Going inside felt like walking into a furnace. Krux welcomed it.

"I'll get you a change of clothes," Wu said, sitting him down on a soft chair. "Wait here, I'll start some tea."

The storm howled outside. Krux wrapped his arms around himself, still shivering uncontrollably. It hadn't subsided when Wu came back with a plain shirt and pants. "I'll let you change," he said. "Unless you need help…"

Good God, Krux couldn't begin to imagine the embarrassment. "No," he managed to say. "I'll manage."

Wu nodded and left.

When he returned with a mug of tea, Krux had changed out of his soaked clothes and folded them in a neat pile. "Here," Wu said, handing him the mug. "This should warm you up."

Krux sipped the tea and waited for his shivering to cease. "Thank you," he said.

Wu sat down across the room from him. "What happened?" he asked. "You left so suddenly… are you with Ray and Maya?"

"I'm sorry," Krux said, "but I don't know if I can trust you. You were at the execution, after all."

"I understand, but please believe me, my brother and I were only there out of obligation. Had I had a choice…" Wu shook his head. "If they and their twins are safe, I'm glad for it. I have no intention of turning them in."

Krux said nothing.

"Why were you walking in the rain?" Wu asked. "Do you have a safe place to stay?"

"We…" Krux took a deep breath of the tea scent. "We did, until recently."

"And now Ray and Maya are out in the cold with two babies." Wu stood up. "Krux, I would like to offer this monastery as a home for the three of you."

Krux raised an eyebrow. "Even with twins?"

"Yes, even with twins. Ray, Maya, and their children will be safe here."

"And myself?"

Wu frowned. "Why would you be in any danger? You may have fled the palace, but…"

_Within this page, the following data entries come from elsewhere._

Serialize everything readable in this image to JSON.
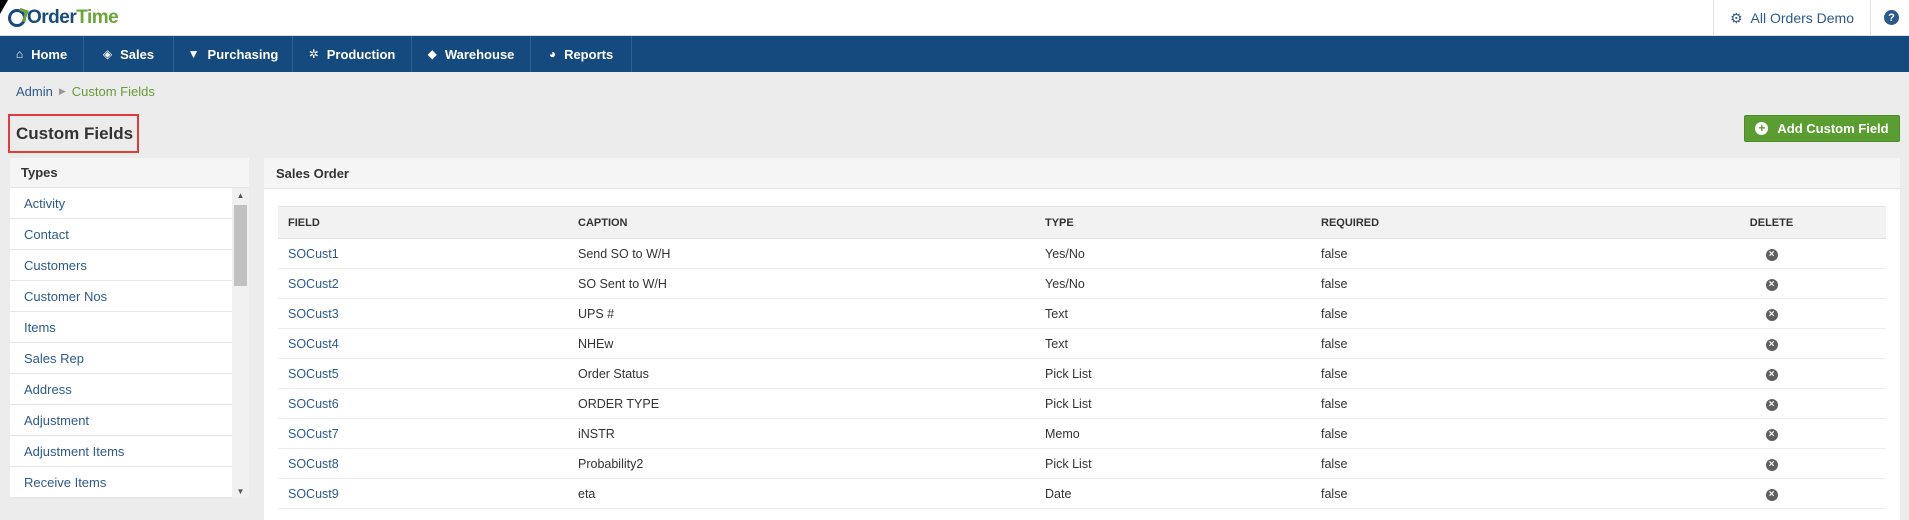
{
  "app": {
    "logo_part1": "Order",
    "logo_part2": "Time",
    "company": "All Orders Demo",
    "help": "?"
  },
  "nav": [
    {
      "label": "Home",
      "icon": "home-icon"
    },
    {
      "label": "Sales",
      "icon": "tag-icon"
    },
    {
      "label": "Purchasing",
      "icon": "cart-icon"
    },
    {
      "label": "Production",
      "icon": "gears-icon"
    },
    {
      "label": "Warehouse",
      "icon": "box-icon"
    },
    {
      "label": "Reports",
      "icon": "pie-chart-icon"
    }
  ],
  "breadcrumb": {
    "admin": "Admin",
    "current": "Custom Fields"
  },
  "page_title": "Custom Fields",
  "add_button_label": "Add Custom Field",
  "types": {
    "header": "Types",
    "items": [
      "Activity",
      "Contact",
      "Customers",
      "Customer Nos",
      "Items",
      "Sales Rep",
      "Address",
      "Adjustment",
      "Adjustment Items",
      "Receive Items"
    ]
  },
  "main": {
    "header": "Sales Order",
    "columns": [
      "FIELD",
      "CAPTION",
      "TYPE",
      "REQUIRED",
      "DELETE"
    ],
    "rows": [
      {
        "field": "SOCust1",
        "caption": "Send SO to W/H",
        "type": "Yes/No",
        "required": "false"
      },
      {
        "field": "SOCust2",
        "caption": "SO Sent to W/H",
        "type": "Yes/No",
        "required": "false"
      },
      {
        "field": "SOCust3",
        "caption": "UPS #",
        "type": "Text",
        "required": "false"
      },
      {
        "field": "SOCust4",
        "caption": "NHEw",
        "type": "Text",
        "required": "false"
      },
      {
        "field": "SOCust5",
        "caption": "Order Status",
        "type": "Pick List",
        "required": "false"
      },
      {
        "field": "SOCust6",
        "caption": "ORDER TYPE",
        "type": "Pick List",
        "required": "false"
      },
      {
        "field": "SOCust7",
        "caption": "iNSTR",
        "type": "Memo",
        "required": "false"
      },
      {
        "field": "SOCust8",
        "caption": "Probability2",
        "type": "Pick List",
        "required": "false"
      },
      {
        "field": "SOCust9",
        "caption": "eta",
        "type": "Date",
        "required": "false"
      }
    ]
  },
  "colors": {
    "nav_bg": "#154a7e",
    "accent_green": "#5a9e31",
    "link_blue": "#2c5a8c",
    "highlight_red": "#e03c3c"
  }
}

"Wu, Ray and Maya revealed to me that I, too, am a twin, and somewhere in Ninjago lives my brother. I fled the palace because I wanted to find him." Krux narrowed his eyes. "Knowing that, will I be safe here?"

Wu barely hesitated. "Of course," he said. "All of you are welcome here. It's the least I can do."

What choice did they have? The rain was cold, and the twins wouldn't last through the night out in the wilderness. "Very well," Krux said. "I'll show you where they are."